Der biss sich auf die Zunge. So ein Mist, das hätte er nicht sagen dürfen.

„Niemand sagt, dass du diese Stunden nicht wahrnehmen sollst“, versuchte Detlef zu beschwichtigen, „aber vielleicht können wir uns darauf einigen, dass du definitiv mit im Team bist und uns deine Unterstützung zusicherst, soweit es dir möglich ist. Wir brauchen deine Erfahrung und Besonnenheit.“

Peter lachte. „Besonnen war das jetzt nicht gerade, sondern beschissen. Aber wir haben auch leicht reden. Niemand steckt in deiner Haut. Uns allen geht es mehr oder weniger gut. Wir können normal leben. Trotzdem solltest du Detlefs Vorschlag, der uns allen aus dem Herzen spricht, überdenken. Dafür rede ich mit Niklas. Wenn sein Blutdruck wieder gesunken ist, wird er Verständnis für dich haben. Vielleicht trinkt ihr gelegentlich ein Bier zusammen, so von Mann zu Mann, nicht von Vater zu Sohn.“

„Wenn ich ihn aus Nadines Armen loseisen kann“, sagte Wolf und zwinkerte den beiden Kollegen zu. „Die hätte mich am liebsten eben gefressen. Sprich lieber mit ihr. Und ja: Natürlich unterstütze ich euch. Das habe ich eben nicht so gemeint. Falsche Wortwahl sozusagen. Klar bin ich mit dabei. Was denkt ihr? Ich stecke schon viel zu tief drin. Es würde mich sowieso beschäftigen.“

„Offiziell geht es natürlich nicht“, erinnerte Peter ihn und zwinkerte ihm zu. „Müssen wir vor der ollen Kukla geheim halten.“

„Unsere Staatsanwältin wird doch hoffentlich nach ihrer Weltreise immer noch gute Laune haben und über solche nichtigen Kleinigkeiten hinwegsehen“, witzelte Detlef.

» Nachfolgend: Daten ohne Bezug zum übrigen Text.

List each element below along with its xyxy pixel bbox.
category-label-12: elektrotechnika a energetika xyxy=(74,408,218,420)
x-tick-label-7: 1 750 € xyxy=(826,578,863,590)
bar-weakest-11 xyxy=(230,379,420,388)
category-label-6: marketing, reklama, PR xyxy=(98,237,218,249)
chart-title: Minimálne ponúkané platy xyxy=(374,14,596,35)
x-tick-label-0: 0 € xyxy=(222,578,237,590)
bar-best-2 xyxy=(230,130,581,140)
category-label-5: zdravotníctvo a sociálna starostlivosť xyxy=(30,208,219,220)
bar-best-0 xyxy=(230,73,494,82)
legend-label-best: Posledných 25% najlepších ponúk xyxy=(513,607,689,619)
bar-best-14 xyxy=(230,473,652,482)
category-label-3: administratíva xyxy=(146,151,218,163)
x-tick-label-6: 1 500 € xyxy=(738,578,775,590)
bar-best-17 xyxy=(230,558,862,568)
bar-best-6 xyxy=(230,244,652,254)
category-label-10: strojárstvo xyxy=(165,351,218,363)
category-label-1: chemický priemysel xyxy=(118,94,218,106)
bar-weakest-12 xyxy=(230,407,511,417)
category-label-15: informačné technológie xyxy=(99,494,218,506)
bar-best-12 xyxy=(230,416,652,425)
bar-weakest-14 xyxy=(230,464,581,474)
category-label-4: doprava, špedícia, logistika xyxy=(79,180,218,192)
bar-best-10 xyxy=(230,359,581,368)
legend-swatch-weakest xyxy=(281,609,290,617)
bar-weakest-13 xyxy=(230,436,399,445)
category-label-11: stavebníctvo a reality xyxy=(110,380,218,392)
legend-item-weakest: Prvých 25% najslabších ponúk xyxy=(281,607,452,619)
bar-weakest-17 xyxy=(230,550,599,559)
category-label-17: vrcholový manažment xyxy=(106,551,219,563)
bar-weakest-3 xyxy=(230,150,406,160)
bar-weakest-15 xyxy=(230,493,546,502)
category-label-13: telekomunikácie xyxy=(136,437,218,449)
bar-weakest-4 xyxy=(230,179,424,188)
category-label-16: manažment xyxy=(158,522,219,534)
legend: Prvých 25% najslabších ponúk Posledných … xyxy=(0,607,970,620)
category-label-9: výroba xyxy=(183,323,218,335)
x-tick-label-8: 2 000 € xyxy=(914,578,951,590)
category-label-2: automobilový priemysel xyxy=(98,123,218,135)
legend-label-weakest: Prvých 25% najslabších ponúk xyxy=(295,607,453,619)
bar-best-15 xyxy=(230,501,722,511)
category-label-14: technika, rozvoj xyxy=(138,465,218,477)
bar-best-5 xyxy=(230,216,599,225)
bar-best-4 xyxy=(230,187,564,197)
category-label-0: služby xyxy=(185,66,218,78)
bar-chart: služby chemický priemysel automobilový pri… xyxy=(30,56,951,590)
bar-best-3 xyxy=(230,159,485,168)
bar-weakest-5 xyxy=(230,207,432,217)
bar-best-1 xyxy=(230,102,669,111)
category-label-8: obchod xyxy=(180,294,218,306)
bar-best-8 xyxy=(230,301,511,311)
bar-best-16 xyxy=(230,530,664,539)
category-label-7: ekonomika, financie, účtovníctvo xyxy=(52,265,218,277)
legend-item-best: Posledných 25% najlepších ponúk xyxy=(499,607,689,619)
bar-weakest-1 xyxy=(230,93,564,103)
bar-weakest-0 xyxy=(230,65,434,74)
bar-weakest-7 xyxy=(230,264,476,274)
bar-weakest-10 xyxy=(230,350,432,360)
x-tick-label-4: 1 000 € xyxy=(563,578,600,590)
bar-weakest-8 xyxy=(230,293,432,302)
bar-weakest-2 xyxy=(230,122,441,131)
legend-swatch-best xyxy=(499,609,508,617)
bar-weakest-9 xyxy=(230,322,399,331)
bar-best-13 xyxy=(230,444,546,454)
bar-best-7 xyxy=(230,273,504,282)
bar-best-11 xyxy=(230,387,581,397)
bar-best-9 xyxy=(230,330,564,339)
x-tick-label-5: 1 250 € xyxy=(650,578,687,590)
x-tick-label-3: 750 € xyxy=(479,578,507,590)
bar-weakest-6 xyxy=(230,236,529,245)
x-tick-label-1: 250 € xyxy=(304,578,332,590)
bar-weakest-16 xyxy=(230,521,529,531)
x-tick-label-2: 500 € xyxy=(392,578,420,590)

Wie abgesprochen schüttelten Peter und Wolf gleichzeitig den Kopf. Da waren sie sich einig.

„Die?“

„Nie im Leben!“

„Na, dann will ich mal zum Abendbrot rollen“, beschloss Wolf.

Peter sah auf die Uhr. Gerade mal halb fünf.

„Sag nichts“, bat Wolf.

„Wieso, Buletten oder Hähnchenschenkel kann ich zu jeder Tageszeit essen oder auch ein schönes paniertes Schnitzel.“ Peter kam ins Schwärmen.

„Darf ich euch noch einen guten Rat geben?“, erkundigte sich Wolf vorsichtig. Es sollte sich nicht nach Chef anhören, denn das war er im Moment definitiv nicht.

„Klar“, antwortete Detlef. „Immer gerne!“

„Passt auf, dass nichts an die Presse dringt. Wir haben Advent. Wenn die erst spitzkriegen, dass die Tote wie ein Rauschgoldengel drapiert war, gibt es wilde Spekulationen. Glaub mir, das solltet ihr in eurem eigenen Interesse lieber verhindern. Sonst rennen sie euch hier die Bude ein.“

„Wir wissen aber noch nicht, wer sie ist“, wandte Peter ein.

„Schöpft erst mal alle anderen Quellen aus, bevor ihr die Medien um Hilfe bittet“, schlug Wolf vor. „Das könnt ihr notfalls immer noch machen.“

„Okay“, sagte Peter leichthin und ahnte nicht, dass es anders kommen sollte.